The UK’s medium-sized firms are taking huge risks when it comes to their energy supplies, with many lacking appropriate energy resilience strategies.

Such is the scale of the problem, that businesses are risking an average of £2.8 million of annual revenue, according to Centrica Business Solutions.

It equates to around 17% of revenue that could be lost from damages and lost opportunities, purely as a result of not having processes in place should energy supplies fail.

Of the senior decision makers questioned for the survey, those that had not experienced a blackout or temporary ‘brown out’ estimated the cost at 7% of their annual revenue.

In reality however, the figure was found to be nearly 10% higher, meaning the costs could potentially mount up to several million pounds.

Energy resilience relates to having a secure and reliable source of energy, as this substantially reduces the risk of insolvency, commercial loss and operational failure.
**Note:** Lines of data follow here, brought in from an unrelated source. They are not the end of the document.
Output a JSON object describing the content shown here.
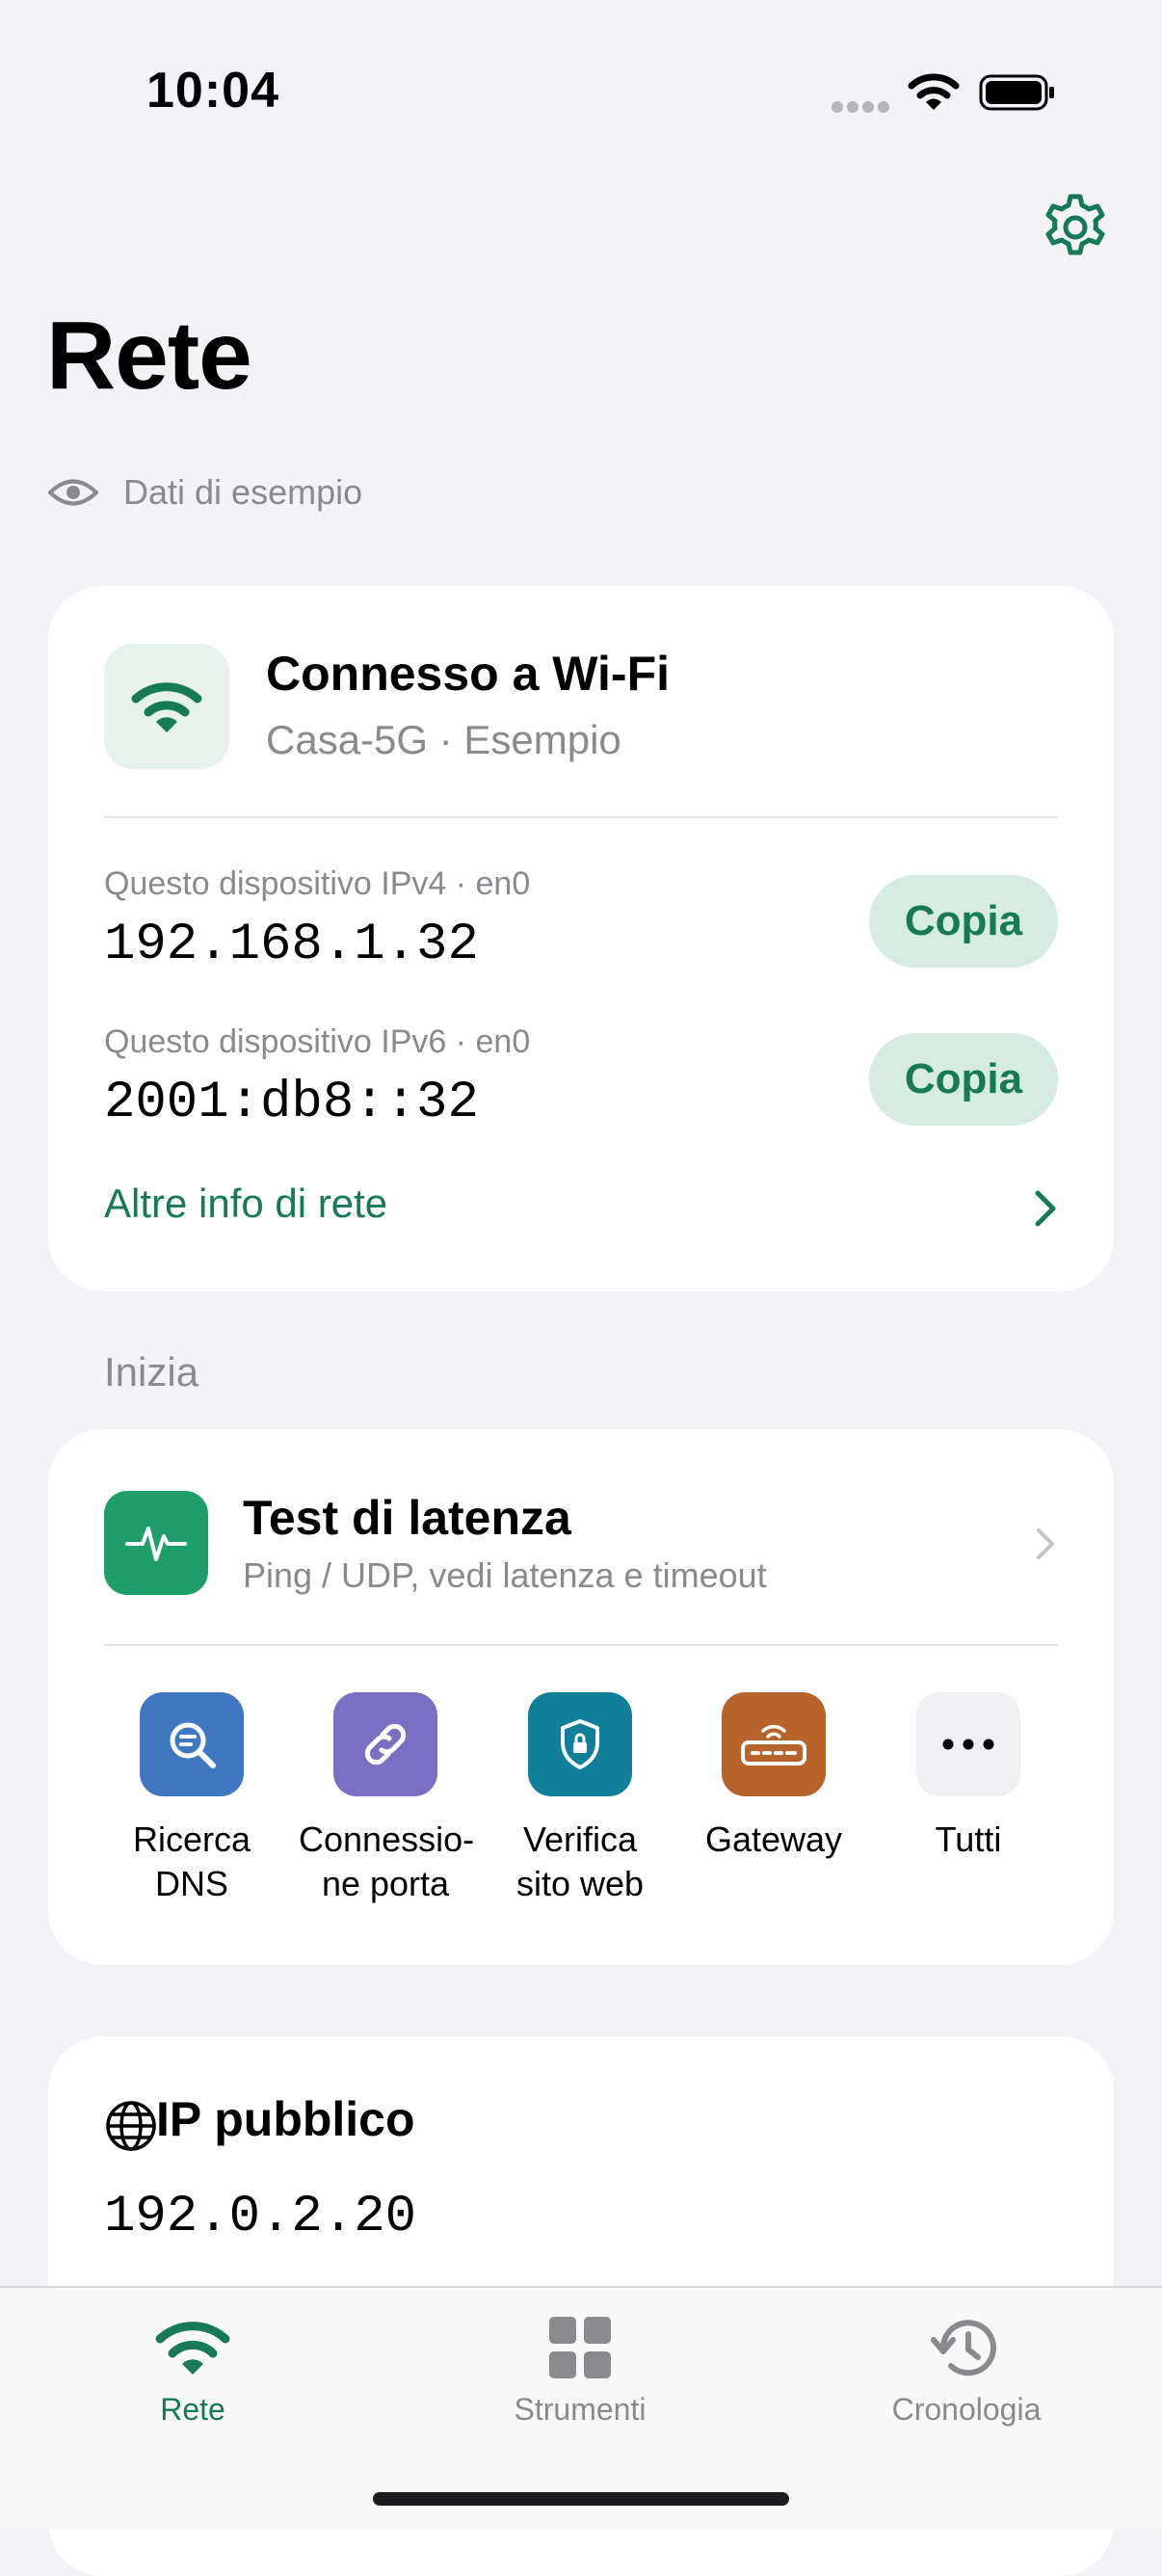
{
  "status_bar": {
    "time": "10:04"
  },
  "header": {
    "title": "Rete",
    "sample_label": "Dati di esempio"
  },
  "connection": {
    "title": "Connesso a Wi-Fi",
    "subtitle": "Casa-5G · Esempio",
    "ipv4": {
      "label": "Questo dispositivo IPv4 · en0",
      "value": "192.168.1.32",
      "button": "Copia"
    },
    "ipv6": {
      "label": "Questo dispositivo IPv6 · en0",
      "value": "2001:db8::32",
      "button": "Copia"
    },
    "more_info": "Altre info di rete"
  },
  "start": {
    "section_label": "Inizia",
    "latency": {
      "title": "Test di latenza",
      "subtitle": "Ping / UDP, vedi latenza e timeout"
    },
    "tools": [
      {
        "line1": "Ricerca",
        "line2": "DNS",
        "icon": "magnifier-icon",
        "color": "#3f78c0"
      },
      {
        "line1": "Connessio-",
        "line2": "ne porta",
        "icon": "link-icon",
        "color": "#7b6fc4"
      },
      {
        "line1": "Verifica",
        "line2": "sito web",
        "icon": "shield-lock-icon",
        "color": "#0f7f9a"
      },
      {
        "line1": "Gateway",
        "line2": "",
        "icon": "router-icon",
        "color": "#b8632c"
      },
      {
        "line1": "Tutti",
        "line2": "",
        "icon": "ellipsis-icon",
        "color": "#f0f0f4"
      }
    ]
  },
  "public_ip": {
    "title": "IP pubblico",
    "value": "192.0.2.20"
  },
  "tabbar": {
    "tabs": [
      {
        "label": "Rete",
        "active": true,
        "color": "#157a55"
      },
      {
        "label": "Strumenti",
        "active": false,
        "color": "#8a8a8e"
      },
      {
        "label": "Cronologia",
        "active": false,
        "color": "#8a8a8e"
      }
    ]
  },
  "colors": {
    "accent": "#157a55",
    "background": "#f2f2f7"
  }
}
It is claimed having a resilience strategy has a big impact on financial performance too, potentially boosting it by as much as 34%.

Businesses recognise the need to have a resilience strategy too, with 88% of firms saying it is important, and 58% describing it as essential.
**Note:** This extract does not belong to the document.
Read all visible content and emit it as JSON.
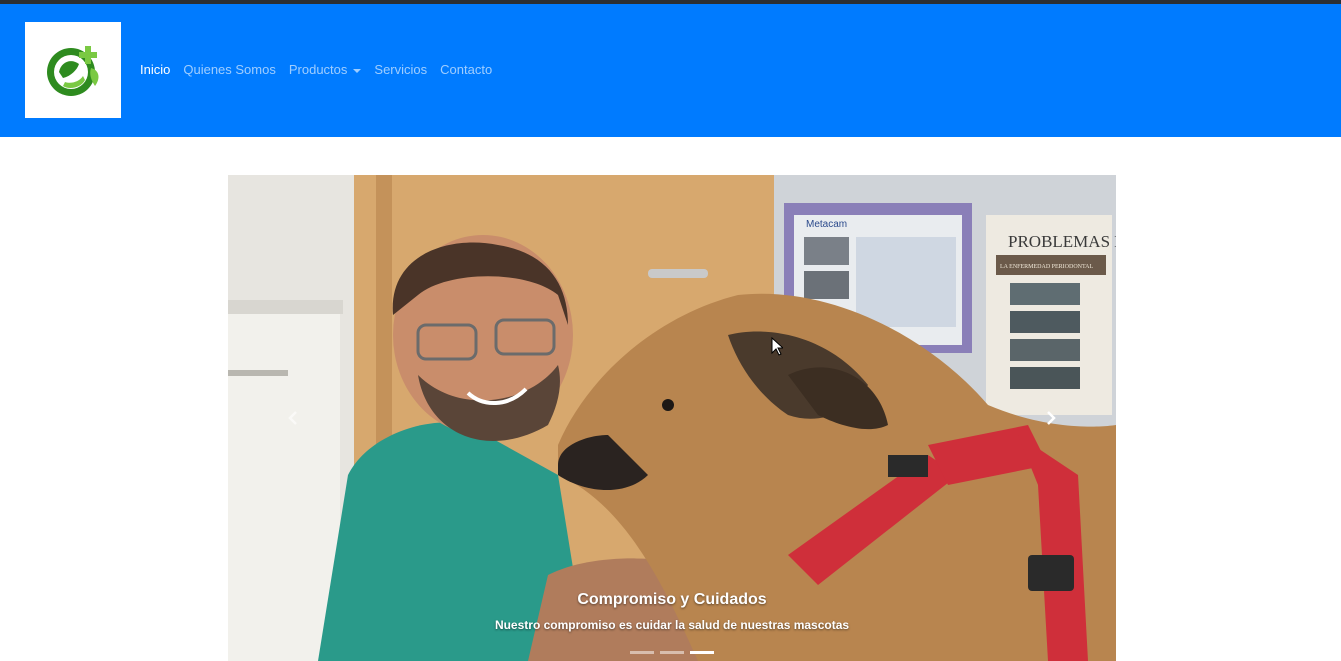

To further back up their point, more half of those surveyed said they expect their business to be faced with some sort of energy related failure in the coming 12 months.
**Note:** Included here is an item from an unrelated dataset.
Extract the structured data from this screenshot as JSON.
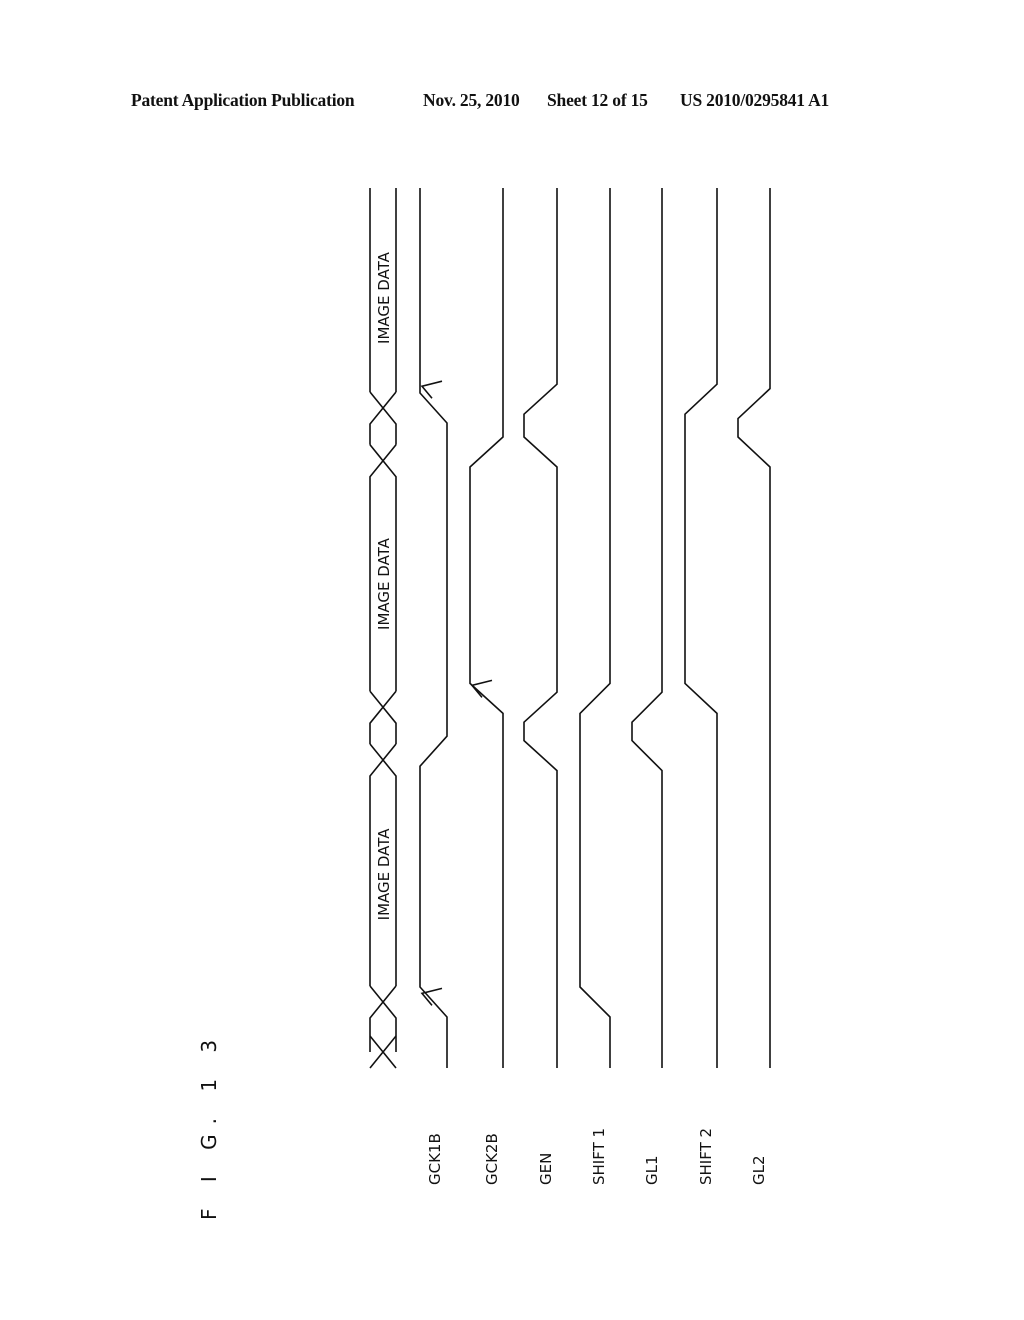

However, just 16% of firms said they plan to make it a top priority and 18% have a formal strategy in place already.

Some 32% of firms have no form of energy resilience plan on place and are therefore deemed to be at risk should their supply fail.

According to Alan Barlow, UK Director for Centrica Business Solutions, “ignoring the risks can be damaging” as a business “can only be as successful as their energy supply allows”.

Given that eight in ten organisations have experienced an energy-related failure in the last year, having suitable contingency plans in place can be essential to protect against loss of finances.

Should a business be hit hard by a blackout and be faced with too much debt, a number of restructuring possibilities may exist to ensure the business can survive.